The König's Sea-Urchin belongs to a subdivision of the old Linnean genus Cidaris, to which the name of Cyphosoma was given by Agassiz (from κυφὸς, curvus; σῶμα, corpus). The five ambulacral bands are nearly as broad as the inter-ambulacral, and are ornamented with a double series of tubercles equal in size to the rest. These tubercles are placed on crenulated bosses, but are not perforated as in most of the Cidaridæ.

The upper and under sides of this fossil Urchin are so different that drawings of them might be taken to represent two distinct species. The under side exhibits ten pairs of rows of tubercles, largest at the margin, and diminishing gradually to the central orifice. On the upper surface the tubercles are much smaller, and there are two additional rows on the inter-ambulacral bands, external to those which are continued downwards over the base. This character was pointed out by Dr. Mantell in his original description of the species, and serves to distinguish it from another form, nearly equally common in the chalk, which is figured and described by Goldfuss as C. granulosus, but is generally regarded as a (perhaps sexual?) variety, having a more tumid shell, and with the additional rows of tubercles on the upper surface rudimentary or obsolete.

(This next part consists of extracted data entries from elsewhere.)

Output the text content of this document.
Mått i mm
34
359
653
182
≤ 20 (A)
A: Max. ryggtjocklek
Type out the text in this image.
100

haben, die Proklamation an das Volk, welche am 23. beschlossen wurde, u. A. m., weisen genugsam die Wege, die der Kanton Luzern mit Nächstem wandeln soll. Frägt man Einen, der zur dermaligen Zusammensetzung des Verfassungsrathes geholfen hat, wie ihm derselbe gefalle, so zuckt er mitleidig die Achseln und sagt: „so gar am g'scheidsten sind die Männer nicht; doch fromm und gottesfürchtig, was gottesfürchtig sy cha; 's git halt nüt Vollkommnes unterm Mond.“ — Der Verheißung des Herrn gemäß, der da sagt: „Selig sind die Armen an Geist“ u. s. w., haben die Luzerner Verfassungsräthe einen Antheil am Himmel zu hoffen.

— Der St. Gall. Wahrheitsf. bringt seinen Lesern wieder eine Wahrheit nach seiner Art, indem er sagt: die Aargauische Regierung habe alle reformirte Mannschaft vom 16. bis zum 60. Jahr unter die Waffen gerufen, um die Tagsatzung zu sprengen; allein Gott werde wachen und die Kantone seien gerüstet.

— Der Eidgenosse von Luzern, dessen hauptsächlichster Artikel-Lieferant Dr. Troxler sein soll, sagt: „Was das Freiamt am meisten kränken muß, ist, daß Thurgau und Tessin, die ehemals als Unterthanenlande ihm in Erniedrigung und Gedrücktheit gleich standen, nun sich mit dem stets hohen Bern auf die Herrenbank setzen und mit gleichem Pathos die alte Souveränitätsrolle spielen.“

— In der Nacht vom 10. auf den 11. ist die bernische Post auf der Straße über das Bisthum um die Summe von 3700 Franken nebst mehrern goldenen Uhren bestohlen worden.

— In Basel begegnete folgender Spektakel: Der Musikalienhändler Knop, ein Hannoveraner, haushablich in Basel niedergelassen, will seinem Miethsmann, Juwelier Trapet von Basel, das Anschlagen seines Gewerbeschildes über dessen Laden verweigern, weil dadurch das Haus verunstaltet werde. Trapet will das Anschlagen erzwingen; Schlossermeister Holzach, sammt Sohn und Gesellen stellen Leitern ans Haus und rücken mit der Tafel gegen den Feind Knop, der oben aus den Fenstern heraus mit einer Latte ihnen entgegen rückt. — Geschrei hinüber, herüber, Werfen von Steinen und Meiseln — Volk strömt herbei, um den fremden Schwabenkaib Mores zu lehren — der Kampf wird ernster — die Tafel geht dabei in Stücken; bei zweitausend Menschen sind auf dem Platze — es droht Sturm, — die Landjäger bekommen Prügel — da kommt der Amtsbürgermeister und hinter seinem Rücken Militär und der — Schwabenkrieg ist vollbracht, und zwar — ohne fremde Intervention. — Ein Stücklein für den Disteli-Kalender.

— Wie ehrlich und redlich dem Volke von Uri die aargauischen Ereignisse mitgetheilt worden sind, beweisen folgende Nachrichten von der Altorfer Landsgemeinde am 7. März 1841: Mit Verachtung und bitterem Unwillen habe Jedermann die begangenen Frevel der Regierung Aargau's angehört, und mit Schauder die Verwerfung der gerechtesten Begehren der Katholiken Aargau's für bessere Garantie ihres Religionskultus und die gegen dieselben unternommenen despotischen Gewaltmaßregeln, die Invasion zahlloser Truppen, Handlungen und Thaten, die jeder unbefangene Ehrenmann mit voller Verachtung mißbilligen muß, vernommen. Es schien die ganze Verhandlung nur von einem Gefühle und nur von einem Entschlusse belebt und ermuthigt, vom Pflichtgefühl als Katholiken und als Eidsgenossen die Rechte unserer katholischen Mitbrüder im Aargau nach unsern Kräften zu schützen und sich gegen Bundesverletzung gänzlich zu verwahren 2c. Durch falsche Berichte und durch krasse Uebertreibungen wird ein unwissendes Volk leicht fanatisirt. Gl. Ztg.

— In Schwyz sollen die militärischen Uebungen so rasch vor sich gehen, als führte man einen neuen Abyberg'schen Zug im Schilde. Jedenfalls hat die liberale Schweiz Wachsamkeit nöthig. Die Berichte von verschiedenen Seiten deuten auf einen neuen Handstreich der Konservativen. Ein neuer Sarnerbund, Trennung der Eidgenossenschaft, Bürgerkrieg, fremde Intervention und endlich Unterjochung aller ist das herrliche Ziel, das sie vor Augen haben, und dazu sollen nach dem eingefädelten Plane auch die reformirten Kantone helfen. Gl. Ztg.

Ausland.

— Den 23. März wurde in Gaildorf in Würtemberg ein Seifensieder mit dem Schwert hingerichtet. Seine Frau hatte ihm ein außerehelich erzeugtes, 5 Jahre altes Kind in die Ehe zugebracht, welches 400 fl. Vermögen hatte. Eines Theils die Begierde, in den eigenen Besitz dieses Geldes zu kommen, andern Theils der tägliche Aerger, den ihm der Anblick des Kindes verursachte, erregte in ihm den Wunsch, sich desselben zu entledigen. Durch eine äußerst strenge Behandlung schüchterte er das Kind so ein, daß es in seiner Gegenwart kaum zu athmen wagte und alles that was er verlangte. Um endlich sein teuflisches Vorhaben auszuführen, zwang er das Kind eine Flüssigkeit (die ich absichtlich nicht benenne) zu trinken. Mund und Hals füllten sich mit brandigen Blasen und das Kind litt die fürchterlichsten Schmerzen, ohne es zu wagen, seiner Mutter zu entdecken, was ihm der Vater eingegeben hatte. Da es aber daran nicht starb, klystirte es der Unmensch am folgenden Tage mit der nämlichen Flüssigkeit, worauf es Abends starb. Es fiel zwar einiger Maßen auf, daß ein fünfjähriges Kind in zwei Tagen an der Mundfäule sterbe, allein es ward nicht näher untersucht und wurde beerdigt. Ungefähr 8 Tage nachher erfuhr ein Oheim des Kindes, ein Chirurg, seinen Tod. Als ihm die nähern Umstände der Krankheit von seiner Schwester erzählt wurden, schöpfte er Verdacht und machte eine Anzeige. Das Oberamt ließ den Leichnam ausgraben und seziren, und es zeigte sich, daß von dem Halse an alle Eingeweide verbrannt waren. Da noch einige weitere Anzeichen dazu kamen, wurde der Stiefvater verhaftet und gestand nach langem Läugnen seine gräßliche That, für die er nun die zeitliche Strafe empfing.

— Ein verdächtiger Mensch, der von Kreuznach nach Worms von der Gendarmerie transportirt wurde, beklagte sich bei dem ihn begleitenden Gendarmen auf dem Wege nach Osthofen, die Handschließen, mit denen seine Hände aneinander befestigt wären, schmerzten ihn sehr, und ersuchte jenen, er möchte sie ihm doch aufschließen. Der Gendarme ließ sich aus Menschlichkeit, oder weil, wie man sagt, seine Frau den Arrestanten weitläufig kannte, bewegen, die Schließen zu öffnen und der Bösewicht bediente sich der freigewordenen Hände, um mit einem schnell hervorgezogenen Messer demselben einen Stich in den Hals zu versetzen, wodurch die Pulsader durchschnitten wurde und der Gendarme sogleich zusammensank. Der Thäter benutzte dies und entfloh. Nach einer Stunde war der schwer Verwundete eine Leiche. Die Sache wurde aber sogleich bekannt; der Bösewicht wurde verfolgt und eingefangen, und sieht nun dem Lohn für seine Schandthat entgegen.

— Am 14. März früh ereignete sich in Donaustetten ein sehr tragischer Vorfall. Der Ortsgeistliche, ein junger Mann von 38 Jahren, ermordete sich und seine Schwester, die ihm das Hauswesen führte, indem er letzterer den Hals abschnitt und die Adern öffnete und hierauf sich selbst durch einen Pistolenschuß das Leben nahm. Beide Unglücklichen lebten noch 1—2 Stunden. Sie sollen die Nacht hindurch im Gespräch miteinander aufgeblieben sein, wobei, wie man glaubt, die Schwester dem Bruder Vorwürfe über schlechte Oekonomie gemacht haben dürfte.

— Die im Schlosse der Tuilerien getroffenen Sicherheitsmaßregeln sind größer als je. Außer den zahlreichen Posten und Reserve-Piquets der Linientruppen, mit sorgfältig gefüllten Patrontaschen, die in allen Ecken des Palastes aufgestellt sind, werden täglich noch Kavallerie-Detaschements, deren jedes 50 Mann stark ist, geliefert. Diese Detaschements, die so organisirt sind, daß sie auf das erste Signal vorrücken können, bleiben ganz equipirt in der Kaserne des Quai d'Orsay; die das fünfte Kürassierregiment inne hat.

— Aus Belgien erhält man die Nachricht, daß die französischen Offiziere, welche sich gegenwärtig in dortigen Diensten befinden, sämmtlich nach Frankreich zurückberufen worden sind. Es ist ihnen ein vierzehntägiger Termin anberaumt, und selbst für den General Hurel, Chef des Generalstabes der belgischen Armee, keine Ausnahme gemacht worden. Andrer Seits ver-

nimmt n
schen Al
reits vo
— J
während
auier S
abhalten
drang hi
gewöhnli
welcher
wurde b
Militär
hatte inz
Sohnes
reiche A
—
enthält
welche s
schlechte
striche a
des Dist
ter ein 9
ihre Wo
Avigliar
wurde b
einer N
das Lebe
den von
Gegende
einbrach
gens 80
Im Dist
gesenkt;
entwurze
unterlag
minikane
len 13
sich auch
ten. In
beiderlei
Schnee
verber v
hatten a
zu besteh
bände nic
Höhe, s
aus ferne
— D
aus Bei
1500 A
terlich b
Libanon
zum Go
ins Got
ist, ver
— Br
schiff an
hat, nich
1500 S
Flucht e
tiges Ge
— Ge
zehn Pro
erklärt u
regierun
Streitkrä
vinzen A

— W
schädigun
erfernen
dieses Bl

The pairs of ambulacral pores in Cyphosoma Kœnigi, form ten winding lines from the mouth-opening (peristome) to the apical orifice (periproct). They are somewhat crowded at the mouth, but extend in single file to a little above the circumference, and then fall into double series on the upper part of the shell. The specimen represented by fig. 1 exhibits a portion of the dental apparatus, lying in the peristome, and consisting of one of the five pairs of jaws which are similar in all the Echinidæ, and form the 'lantern' of Aristotle.

Young and half-grown specimens of Cyphosoma Kœnigi are comparatively rare. They may be recognized by the flatness of the under surface, which distinguishes them at all ages, while in the little C. corollare (Parkinson) the base is rendered concave by the curling inwards of the margin of the peristome. In the other common little species, C. spatuliferum (Forbes), the ambulacral pores are ranged in single file throughout their course.

The spines of Cyphosoma Kœnigi are awl-shaped and rather short and stout, with spatulate ends. In the second example figured, a multitude of spines of all sizes were preserved in connexion with the shell, and have been cleared from the matrix with great skill and ingenuity by Mrs. W. H. Allen.

There is another specimen in the British Museum with the spines remaining in situ, which was obtained more than a century ago, and formed one of the ornaments of Sir Hans Sloane's collection.

Although common in the chalk-pits of the Thames Valley, and in those near Brighton and Lewes, the Cyphosoma Kœnigi appears to be unknown to the collectors of fossils from the uppermost division of the chalk at Norwich, or in the corresponding bed at Ciply in Belgium, and Meudon near Paris. It is said to be found at Montolieu, in the department of Drome, at Dusseldorf, and in the island of Rugen in the Baltic.